On 11Oct2022 08:02, Chris Angelico <ros...@gmail.com> wrote:
There's a huge difference between non-fatal errors and syntactic
errors. The OP wants the parser to magically skip over a fundamental
syntactic error and still parse everything else correctly. That's
never going to work perfectly, and the OP is surprised at this.

The OP is not surprised by this, and explicitly expressed awareness that resuming a parse had potential for "misparsing" further code.

I remain of the opinion that one could resume a parse at the next unindented line and get reasonable results a lot of the time.

In fact, I expect that one could resume tokenising at almost any line which didn't seem to be inside a string and often get reasonable results.

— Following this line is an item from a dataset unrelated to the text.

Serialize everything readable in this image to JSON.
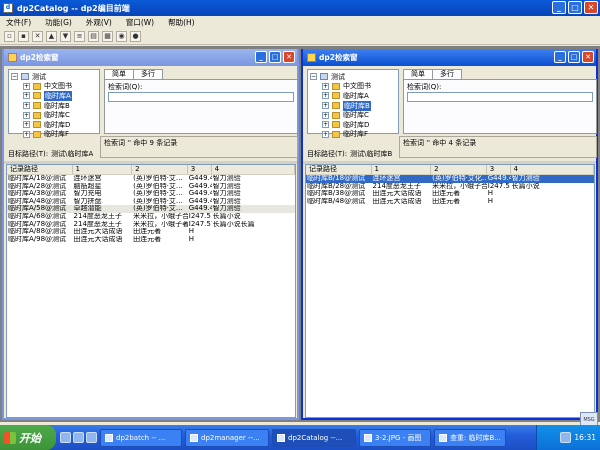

I grew up with C and Pascal compilers which would _happily_ produce many complaints, usually accurate, and all manner of syntactic errors. They didn't stop at the first syntax error.

All you need in principle is a parser which goes "report syntax error here, continue assuming <some state>". For Python that might mean "pretend a missing final colon" or "close open brackets" etc, depending on the context. If you make conservative implied corrections you can get a reasonable continued parse, enough to find further syntax errors.

I remember the Pascal compiler in particular had a really good "you missed a semicolon _back there_" mode which was almost always correct, a nice boon when correcting mistakes.